MELBOURNE (Reuters) – More than 2 million people in the state of Western Australia on Saturday began their first full day of a snap three day lockdown after a coronavirus outbreak in a hotel quarantine facility led to community transmission.
People in the state capital Perth and the neighbouring Peel region have been asked to stay home except for essential work, and medical and shopping purposes.
Ceremonies to honour Australia’s military personnel on the Anzac Day holiday on Sunday have been cancelled. Last year, the coronavirus pandemic forced most traditional memorials to be cancelled across Australia for the first time in decades.
Anzac Day originally commemorated a bloody battle on the Gallipoli peninsula in Turkey during World War One. On April 25, 1915, thousands of troops from the Australian and New Zealand Army Corps (ANZAC) were among a larger Allied force that landed on the narrow beaches of the Gallipoli peninsula, an ill-fated campaign that would claim more than 130,000 lives.
Today, Anzac Day honours all Australian troops from all conflicts.
Australia’s topflight A-League soccer match between Brisbane Roar FC and Perth Glory scheduled for Sunday has been postponed while an Australian football game between Fremantle and North Melbourne will go ahead, but there will be no crowd.
The latest lockdown was ordered after a returning traveller who tested negative on release from a Perth quarantine hotel later tested positive for COVID-19, with authorities suspecting he became infected while in the hotel.
The man spent several days in Perth and infected another person before his infection was diagnosed.

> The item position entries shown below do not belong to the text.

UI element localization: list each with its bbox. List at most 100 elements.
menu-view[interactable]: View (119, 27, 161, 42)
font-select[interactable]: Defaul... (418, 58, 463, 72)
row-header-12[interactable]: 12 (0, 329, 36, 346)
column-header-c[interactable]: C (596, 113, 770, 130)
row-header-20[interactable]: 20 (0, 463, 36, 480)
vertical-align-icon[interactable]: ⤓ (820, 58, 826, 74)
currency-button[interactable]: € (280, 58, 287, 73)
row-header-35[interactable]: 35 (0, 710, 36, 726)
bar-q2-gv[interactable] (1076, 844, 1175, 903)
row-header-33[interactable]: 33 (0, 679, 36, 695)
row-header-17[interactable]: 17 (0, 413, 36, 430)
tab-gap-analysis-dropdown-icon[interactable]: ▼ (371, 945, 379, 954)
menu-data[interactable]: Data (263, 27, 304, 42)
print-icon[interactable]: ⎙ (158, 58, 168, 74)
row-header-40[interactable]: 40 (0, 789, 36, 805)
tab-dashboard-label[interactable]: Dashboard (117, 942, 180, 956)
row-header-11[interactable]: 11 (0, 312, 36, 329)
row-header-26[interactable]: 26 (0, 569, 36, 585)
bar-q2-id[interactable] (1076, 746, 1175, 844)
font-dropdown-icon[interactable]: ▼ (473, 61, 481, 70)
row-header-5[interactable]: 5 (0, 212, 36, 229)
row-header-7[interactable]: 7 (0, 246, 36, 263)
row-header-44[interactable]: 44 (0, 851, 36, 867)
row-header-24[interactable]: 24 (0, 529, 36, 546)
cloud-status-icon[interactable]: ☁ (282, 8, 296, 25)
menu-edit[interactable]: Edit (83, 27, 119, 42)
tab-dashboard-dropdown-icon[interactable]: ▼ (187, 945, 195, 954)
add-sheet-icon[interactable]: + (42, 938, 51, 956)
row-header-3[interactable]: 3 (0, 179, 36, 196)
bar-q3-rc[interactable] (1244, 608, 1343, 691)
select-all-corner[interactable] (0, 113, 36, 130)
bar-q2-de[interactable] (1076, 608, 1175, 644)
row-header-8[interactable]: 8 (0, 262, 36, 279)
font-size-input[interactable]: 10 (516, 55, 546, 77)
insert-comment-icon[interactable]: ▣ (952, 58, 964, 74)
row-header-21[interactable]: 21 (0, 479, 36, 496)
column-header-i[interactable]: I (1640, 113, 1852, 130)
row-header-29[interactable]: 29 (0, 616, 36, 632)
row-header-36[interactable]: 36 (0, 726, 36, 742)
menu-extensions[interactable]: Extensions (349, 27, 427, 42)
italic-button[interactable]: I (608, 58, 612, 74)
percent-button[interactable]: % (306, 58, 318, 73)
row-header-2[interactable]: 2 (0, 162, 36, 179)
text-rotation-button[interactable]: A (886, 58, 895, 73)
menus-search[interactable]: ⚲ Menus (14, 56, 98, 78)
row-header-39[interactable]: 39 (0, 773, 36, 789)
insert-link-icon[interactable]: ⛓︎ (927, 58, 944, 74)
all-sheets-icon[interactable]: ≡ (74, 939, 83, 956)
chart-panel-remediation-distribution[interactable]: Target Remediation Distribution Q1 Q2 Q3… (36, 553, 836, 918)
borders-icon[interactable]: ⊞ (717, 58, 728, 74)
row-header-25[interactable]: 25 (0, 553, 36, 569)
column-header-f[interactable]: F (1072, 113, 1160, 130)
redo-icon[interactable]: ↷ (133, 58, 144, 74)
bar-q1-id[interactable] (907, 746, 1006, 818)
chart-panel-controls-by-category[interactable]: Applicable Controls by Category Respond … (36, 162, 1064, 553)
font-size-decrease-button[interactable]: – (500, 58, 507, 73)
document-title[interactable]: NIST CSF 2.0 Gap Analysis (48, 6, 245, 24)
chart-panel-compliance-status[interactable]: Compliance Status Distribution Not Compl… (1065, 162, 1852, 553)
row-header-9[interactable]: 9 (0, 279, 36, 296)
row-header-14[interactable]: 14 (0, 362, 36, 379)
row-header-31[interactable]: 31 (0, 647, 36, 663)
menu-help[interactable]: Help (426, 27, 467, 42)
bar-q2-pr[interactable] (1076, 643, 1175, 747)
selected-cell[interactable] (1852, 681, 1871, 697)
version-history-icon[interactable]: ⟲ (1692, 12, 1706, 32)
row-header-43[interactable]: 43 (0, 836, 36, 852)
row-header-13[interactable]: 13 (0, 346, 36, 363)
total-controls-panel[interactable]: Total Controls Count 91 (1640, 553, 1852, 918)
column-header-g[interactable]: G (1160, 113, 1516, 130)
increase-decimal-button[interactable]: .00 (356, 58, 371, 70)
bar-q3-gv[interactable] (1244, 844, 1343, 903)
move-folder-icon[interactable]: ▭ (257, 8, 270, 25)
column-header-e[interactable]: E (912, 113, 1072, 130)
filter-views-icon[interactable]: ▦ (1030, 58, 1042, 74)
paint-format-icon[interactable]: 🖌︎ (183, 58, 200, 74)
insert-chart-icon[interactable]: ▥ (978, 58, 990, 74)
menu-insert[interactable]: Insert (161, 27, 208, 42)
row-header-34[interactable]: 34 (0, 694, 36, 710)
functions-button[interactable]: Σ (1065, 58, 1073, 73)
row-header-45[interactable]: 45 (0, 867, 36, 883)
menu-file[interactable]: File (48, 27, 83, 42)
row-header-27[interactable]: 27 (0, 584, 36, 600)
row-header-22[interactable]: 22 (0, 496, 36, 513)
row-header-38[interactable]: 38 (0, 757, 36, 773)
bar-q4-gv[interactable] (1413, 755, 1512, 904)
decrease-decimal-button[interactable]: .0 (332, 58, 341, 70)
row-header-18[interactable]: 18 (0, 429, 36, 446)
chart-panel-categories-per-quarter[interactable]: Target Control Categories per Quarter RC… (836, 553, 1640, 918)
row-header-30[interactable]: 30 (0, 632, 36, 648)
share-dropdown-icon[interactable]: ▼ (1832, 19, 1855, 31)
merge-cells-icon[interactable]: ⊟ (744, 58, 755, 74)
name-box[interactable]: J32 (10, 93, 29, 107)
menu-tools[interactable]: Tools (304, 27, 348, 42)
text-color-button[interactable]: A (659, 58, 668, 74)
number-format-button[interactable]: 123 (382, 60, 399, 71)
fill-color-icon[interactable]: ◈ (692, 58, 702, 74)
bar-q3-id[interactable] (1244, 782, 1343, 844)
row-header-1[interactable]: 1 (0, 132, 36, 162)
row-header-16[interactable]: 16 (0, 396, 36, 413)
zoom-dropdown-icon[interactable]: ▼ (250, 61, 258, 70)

Having closed its borders more than a year ago, Australia lets mostly citizens and permanent-residents return from abroad. Returned travellers, however, except from New Zealand, must undergo two weeks of mandatory hotel quarantine at their own expense.
The hotel quarantine system, together with snap lockdowns and swift tracking limiting coronavirus has helped Australia to keep its COVID-19 numbers low compared with other developed countries, with just over 29,500 cases and 910 deaths.
The Australian Medical Association (AMA) urged on Saturday a review of the hotel quarantine system to prevent further outbreaks.
“Everything that can be done in hotel quarantine needs to be done right now and, unfortunately, in Western Australia as in some other states, that is not the case,” Omar Khorshid, AMA’s president told the ABC national broadcaster.
“There are still holes that can be plugged.”